James Edmund Harting - Falconry

Falconry

It was late in the 1870s that Harting, already an accomplished falconer, found his opportunity for starting a New Hawking Club with the objective of giving Londoners the opportunity to closely observe the practice of falconry. Salisbury Plain was of sufficient distance as to make it difficult for busy Londoner to afford the time to travel the distance necessary to observe the spring hawking of rooks and magpies.

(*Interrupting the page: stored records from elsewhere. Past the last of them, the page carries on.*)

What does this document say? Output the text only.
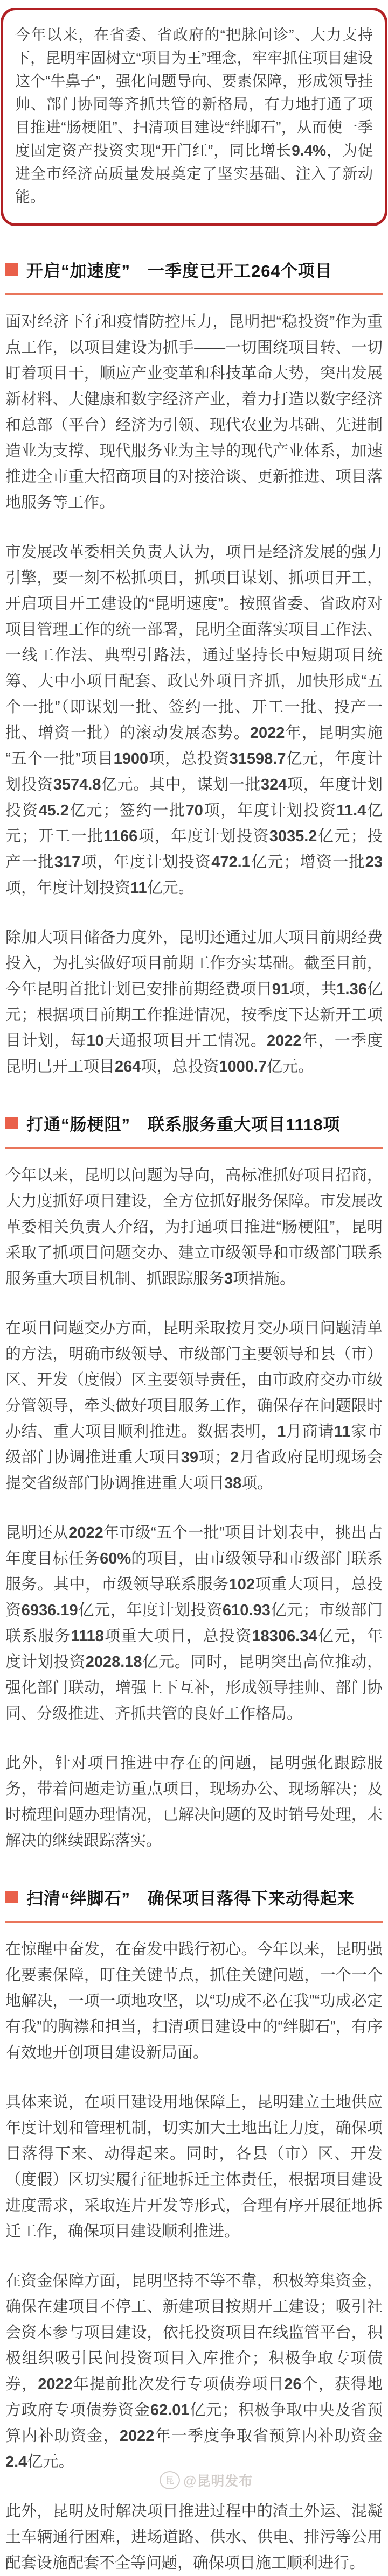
今年以来，在省委、省政府的“把脉问诊”、大力支持下，昆明牢固树立“项目为王”理念，牢牢抓住项目建设这个“牛鼻子”，强化问题导向、要素保障，形成领导挂帅、部门协同等齐抓共管的新格局，有力地打通了项目推进“肠梗阻”、扫清项目建设“绊脚石”，从而使一季度固定资产投资实现“开门红”，同比增长9.4%，为促进全市经济高质量发展奠定了坚实基础、注入了新动能。

开启“加速度”　一季度已开工264个项目

面对经济下行和疫情防控压力，昆明把“稳投资”作为重点工作，以项目建设为抓手——一切围绕项目转、一切盯着项目干，顺应产业变革和科技革命大势，突出发展新材料、大健康和数字经济产业，着力打造以数字经济和总部（平台）经济为引领、现代农业为基础、先进制造业为支撑、现代服务业为主导的现代产业体系，加速推进全市重大招商项目的对接洽谈、更新推进、项目落地服务等工作。

市发展改革委相关负责人认为，项目是经济发展的强力引擎，要一刻不松抓项目，抓项目谋划、抓项目开工，开启项目开工建设的“昆明速度”。按照省委、省政府对项目管理工作的统一部署，昆明全面落实项目工作法、一线工作法、典型引路法，通过坚持长中短期项目统筹、大中小项目配套、政民外项目齐抓，加快形成“五个一批”（即谋划一批、签约一批、开工一批、投产一批、增资一批）的滚动发展态势。2022年，昆明实施“五个一批”项目1900项，总投资31598.7亿元，年度计划投资3574.8亿元。其中，谋划一批324项，年度计划投资45.2亿元；签约一批70项，年度计划投资11.4亿元；开工一批1166项，年度计划投资3035.2亿元；投产一批317项，年度计划投资472.1亿元；增资一批23项，年度计划投资11亿元。

除加大项目储备力度外，昆明还通过加大项目前期经费投入，为扎实做好项目前期工作夯实基础。截至目前，今年昆明首批计划已安排前期经费项目91项，共1.36亿元；根据项目前期工作推进情况，按季度下达新开工项目计划，每10天通报项目开工情况。2022年，一季度昆明已开工项目264项，总投资1000.7亿元。

打通“肠梗阻”　联系服务重大项目1118项

今年以来，昆明以问题为导向，高标准抓好项目招商，大力度抓好项目建设，全方位抓好服务保障。市发展改革委相关负责人介绍，为打通项目推进“肠梗阻”，昆明采取了抓项目问题交办、建立市级领导和市级部门联系服务重大项目机制、抓跟踪服务3项措施。

在项目问题交办方面，昆明采取按月交办项目问题清单的方法，明确市级领导、市级部门主要领导和县（市）区、开发（度假）区主要领导责任，由市政府交办市级分管领导，牵头做好项目服务工作，确保存在问题限时办结、重大项目顺利推进。数据表明，1月商请11家市级部门协调推进重大项目39项；2月省政府昆明现场会提交省级部门协调推进重大项目38项。

昆明还从2022年市级“五个一批”项目计划表中，挑出占年度目标任务60%的项目，由市级领导和市级部门联系服务。其中，市级领导联系服务102项重大项目，总投资6936.19亿元，年度计划投资610.93亿元；市级部门联系服务1118项重大项目，总投资18306.34亿元，年度计划投资2028.18亿元。同时，昆明突出高位推动，强化部门联动，增强上下互补，形成领导挂帅、部门协同、分级推进、齐抓共管的良好工作格局。

此外，针对项目推进中存在的问题，昆明强化跟踪服务，带着问题走访重点项目，现场办公、现场解决；及时梳理问题办理情况，已解决问题的及时销号处理，未解决的继续跟踪落实。

扫清“绊脚石”　确保项目落得下来动得起来

在惊醒中奋发，在奋发中践行初心。今年以来，昆明强化要素保障，盯住关键节点，抓住关键问题，一个一个地解决，一项一项地攻坚，以“功成不必在我”“功成必定有我”的胸襟和担当，扫清项目建设中的“绊脚石”，有序有效地开创项目建设新局面。

具体来说，在项目建设用地保障上，昆明建立土地供应年度计划和管理机制，切实加大土地出让力度，确保项目落得下来、动得起来。同时，各县（市）区、开发（度假）区切实履行征地拆迁主体责任，根据项目建设进度需求，采取连片开发等形式，合理有序开展征地拆迁工作，确保项目建设顺利推进。

在资金保障方面，昆明坚持不等不靠，积极筹集资金，确保在建项目不停工、新建项目按期开工建设；吸引社会资本参与项目建设，依托投资项目在线监管平台，积极组织吸引民间投资项目入库推介；积极争取专项债券，2022年提前批次发行专项债券项目26个，获得地方政府专项债券资金62.01亿元；积极争取中央及省预算内补助资金，2022年一季度争取省预算内补助资金2.4亿元。

此外，昆明及时解决项目推进过程中的渣土外运、混凝土车辆通行困难，进场道路、供水、供电、排污等公用配套设施配套不全等问题，确保项目施工顺利进行。

昆 @昆明发布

He had been a member of the well conducted but rather exclusive Old Hawking Club and felt that his New Hawking Club would attract new devotees and sponsors.

He was able to purchase several fine peregrine falcons and gyrfalcons from John Barr who had been in the service of Captain Sandys Dugmore as a professional falconer while attempting to establish a hawking club at Alexandra Park from 1874-1877. He secured Barr’s services as a professional falconer and also obtained permission from Lord Rosebery to use Epsom Downs for their hawking grounds. He built his mews near the Grandstand of the racecourse and had a fine season in the fall of 1878—but the winter proved difficult and all the birds succumbed to the croaks, ending this venture.

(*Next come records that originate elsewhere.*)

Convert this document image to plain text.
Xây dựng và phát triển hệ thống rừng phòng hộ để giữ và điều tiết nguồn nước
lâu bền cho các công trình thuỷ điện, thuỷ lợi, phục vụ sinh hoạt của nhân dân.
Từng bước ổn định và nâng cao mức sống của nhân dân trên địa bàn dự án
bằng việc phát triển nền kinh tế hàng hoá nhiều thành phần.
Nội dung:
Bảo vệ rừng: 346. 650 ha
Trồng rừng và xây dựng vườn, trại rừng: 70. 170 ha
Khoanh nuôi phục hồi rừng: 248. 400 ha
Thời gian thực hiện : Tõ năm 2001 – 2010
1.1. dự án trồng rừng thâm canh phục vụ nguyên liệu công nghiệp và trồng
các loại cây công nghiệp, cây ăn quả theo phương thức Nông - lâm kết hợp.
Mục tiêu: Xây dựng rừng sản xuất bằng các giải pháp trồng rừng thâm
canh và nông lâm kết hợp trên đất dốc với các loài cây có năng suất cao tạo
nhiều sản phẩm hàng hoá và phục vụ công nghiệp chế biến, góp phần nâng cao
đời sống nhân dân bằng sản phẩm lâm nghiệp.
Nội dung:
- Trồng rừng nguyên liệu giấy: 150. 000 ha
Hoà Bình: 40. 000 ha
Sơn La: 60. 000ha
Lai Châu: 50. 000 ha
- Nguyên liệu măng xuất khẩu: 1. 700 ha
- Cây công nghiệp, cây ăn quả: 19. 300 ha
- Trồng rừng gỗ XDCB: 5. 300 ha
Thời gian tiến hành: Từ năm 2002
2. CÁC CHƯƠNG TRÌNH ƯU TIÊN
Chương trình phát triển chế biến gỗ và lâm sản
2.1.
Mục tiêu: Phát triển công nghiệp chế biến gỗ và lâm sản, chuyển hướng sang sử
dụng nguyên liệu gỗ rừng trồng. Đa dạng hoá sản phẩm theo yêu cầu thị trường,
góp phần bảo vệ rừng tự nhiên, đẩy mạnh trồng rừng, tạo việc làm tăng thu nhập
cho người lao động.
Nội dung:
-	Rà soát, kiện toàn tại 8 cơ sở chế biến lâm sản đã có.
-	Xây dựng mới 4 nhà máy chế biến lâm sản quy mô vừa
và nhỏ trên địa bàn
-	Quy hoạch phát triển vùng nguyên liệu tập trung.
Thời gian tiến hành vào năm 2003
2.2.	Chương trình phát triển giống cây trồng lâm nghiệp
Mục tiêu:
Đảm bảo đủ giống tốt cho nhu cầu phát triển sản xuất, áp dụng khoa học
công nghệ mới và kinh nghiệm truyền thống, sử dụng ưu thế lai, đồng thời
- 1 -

Harting had over a half-century experience with numerous hawks and his acquaintance with falconers was unique. He was a close friend of Reverend Gage Earl Freeman who wrote for the field as "Peregrine" and Major C. Hawkins Fisher and was always a welcome guest at either residence. The compilation of the Bibliotheca Accipitraria involved a Herculean effort over many years and this alone would secure a place at the forefront of falconers even if it had not been supplemented by the vast quantity of useful information supplied beginners and experts through the columns of The Field. He was one of the few men who, like E.B. Michell, was seen in London with a hawk on his fist.